De plus, environ 15 % des employés du secteur ont été mobilisés comme réservistes, ce qui pèse lourdement sur la productivité. Ces conséquences pourraient menacer la capacité d’Israël à maintenir son rôle de leader technologique mondial. Toutefois, la Banque centrale et d’autres institutions prévoient une forte reprise en 2025, sauf si le conflit venait à se prolonger ou à s’intensifier.
Quid de l’industrie de défense
Pour maintenir son effort de guerre, Israël peut compter sur le soutien militaire substantiel des Américains. En plus de l’enveloppe annuelle de 4 milliards de dollars, Israël va pouvoir bénéficier d’une aide supplémentaire de 13 milliards, destinée principalement à renforcer le système de défense Dôme de fer. Cette aide financière vient s’ajouter aux relations étroites qu’entretient l’État hébreu avec le complexe militaire américain, 69 % des importations d’armements israéliens provenant des États-Unis.

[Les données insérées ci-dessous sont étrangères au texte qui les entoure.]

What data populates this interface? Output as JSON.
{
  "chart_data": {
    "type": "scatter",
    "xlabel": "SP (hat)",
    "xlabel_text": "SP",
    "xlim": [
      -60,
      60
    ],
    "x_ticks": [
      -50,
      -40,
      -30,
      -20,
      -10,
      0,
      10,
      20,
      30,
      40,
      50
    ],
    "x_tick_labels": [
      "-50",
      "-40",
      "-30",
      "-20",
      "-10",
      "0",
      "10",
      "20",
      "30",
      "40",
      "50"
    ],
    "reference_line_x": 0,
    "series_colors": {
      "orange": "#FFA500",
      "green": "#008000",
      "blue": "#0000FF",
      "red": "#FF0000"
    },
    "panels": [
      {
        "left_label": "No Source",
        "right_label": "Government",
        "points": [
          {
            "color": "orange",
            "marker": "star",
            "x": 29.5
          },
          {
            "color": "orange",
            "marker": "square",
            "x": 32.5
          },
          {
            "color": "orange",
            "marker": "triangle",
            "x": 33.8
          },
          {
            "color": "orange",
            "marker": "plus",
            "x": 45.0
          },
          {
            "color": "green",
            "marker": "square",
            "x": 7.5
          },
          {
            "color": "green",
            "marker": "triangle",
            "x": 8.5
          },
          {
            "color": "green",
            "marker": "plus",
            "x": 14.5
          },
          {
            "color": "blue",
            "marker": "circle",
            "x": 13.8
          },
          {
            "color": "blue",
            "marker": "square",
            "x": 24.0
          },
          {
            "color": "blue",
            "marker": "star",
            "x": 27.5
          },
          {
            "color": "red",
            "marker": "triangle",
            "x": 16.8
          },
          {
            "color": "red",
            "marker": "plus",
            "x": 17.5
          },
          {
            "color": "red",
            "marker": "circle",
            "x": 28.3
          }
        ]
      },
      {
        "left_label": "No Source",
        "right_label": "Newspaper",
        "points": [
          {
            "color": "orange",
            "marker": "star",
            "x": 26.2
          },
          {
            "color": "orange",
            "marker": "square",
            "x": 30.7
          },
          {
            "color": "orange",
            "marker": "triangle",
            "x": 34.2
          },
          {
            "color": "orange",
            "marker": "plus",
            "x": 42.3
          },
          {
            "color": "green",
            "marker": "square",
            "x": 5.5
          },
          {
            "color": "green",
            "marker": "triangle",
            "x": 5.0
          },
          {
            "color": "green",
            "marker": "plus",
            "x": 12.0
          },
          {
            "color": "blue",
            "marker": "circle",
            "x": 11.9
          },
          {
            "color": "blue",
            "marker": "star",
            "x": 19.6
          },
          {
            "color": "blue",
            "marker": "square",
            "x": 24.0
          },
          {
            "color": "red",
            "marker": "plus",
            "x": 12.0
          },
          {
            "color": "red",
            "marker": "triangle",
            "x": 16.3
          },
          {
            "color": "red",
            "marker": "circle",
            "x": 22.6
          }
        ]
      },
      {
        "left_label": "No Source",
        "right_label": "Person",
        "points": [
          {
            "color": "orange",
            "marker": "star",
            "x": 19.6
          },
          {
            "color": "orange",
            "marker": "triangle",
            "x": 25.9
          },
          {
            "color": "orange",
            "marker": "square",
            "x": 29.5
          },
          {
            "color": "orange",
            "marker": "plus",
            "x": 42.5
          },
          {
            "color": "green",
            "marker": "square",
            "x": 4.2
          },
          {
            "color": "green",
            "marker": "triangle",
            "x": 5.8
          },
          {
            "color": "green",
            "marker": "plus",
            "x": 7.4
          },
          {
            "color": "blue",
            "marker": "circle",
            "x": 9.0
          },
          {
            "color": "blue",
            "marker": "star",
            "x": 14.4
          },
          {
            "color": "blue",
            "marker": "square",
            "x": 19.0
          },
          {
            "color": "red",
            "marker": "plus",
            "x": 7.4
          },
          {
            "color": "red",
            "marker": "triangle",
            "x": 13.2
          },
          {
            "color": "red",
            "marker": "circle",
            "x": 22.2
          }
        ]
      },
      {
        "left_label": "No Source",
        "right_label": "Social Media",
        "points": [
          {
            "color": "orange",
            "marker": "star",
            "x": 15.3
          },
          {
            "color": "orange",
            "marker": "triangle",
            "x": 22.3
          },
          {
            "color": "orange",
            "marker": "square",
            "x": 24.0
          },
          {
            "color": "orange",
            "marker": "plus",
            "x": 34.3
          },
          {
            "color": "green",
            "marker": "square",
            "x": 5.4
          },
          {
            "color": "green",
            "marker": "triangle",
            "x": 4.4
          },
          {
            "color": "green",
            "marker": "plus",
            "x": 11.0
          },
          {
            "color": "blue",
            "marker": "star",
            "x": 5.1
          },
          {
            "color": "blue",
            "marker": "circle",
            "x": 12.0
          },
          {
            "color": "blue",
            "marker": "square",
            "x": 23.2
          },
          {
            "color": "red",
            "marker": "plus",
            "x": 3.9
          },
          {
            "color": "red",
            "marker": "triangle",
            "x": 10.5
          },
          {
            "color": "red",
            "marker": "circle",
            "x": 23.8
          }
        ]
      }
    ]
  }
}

Outre l’appui extérieur, Israël jouit d’une industrie de défense nationale solide, notamment grâce à des entreprises publiques comme Israel Aerospaces Industries et Rafael Advanced Defense Systems. Depuis le début du conflit, ces entreprises ont réorganisé leurs carnets de commandes, reportant l’exécution des contrats internationaux pour pouvoir répondre aux besoins nationaux. L’industrie de l’armement, qui était déjà le deuxième contributeur à la richesse nationale avant le conflit (derrière le secteur de la high-tech) fonctionne aujourd’hui à plein régime. Cette situation devrait donc voir la part de l’industrie de défense augmenter en 2024.
Quelles perspectives pour la reprise économique ?
L’impact de la guerre sur l’économie israélienne dépendra fortement de la durée et de l’extension potentielle du pays à d’autres fronts, notamment vers le nord du Liban. Selon le rapport publié en avril par la Banque centrale israélienne, les prévisionnistes estiment que l’impact direct maximal sur l’économie a été atteint au quatrième trimestre 2023 et devrait diminuer jusqu’à la fin de 2024, sans aucun effet supplémentaire en 2025. Ces prévisions, qui tablent sur une croissance de 1,5 % en 2024, reposent sur l’hypothèse que le conflit prendra fin début 2025. Toutefois, la poursuite de la guerre, ainsi que le risque d’un conflit élargi impliquant le Hezbollah, pourraient remettre en question ces perspectives.
L’économie israélienne semble malgré tout faire preuve de résilience. Le secteur technologique et les industries de défense parviennent encore à soutenir la stabilité économique. Et bien que la croissance ralentisse, elle ne semble pas en voie d’effondrement si on la compare aux économies voisines. Cet impact économique, qui est aujourd’hui limité, s’explique aussi par la maîtrise géographique du conflit. Bien qu’il y ait eu des répercussions au Liban et une brève montée des tensions avec l’Iran, cela n’a pas conduit une escalade régionale susceptible d’avoir des conséquences économiques bien plus graves, et surtout mondiales.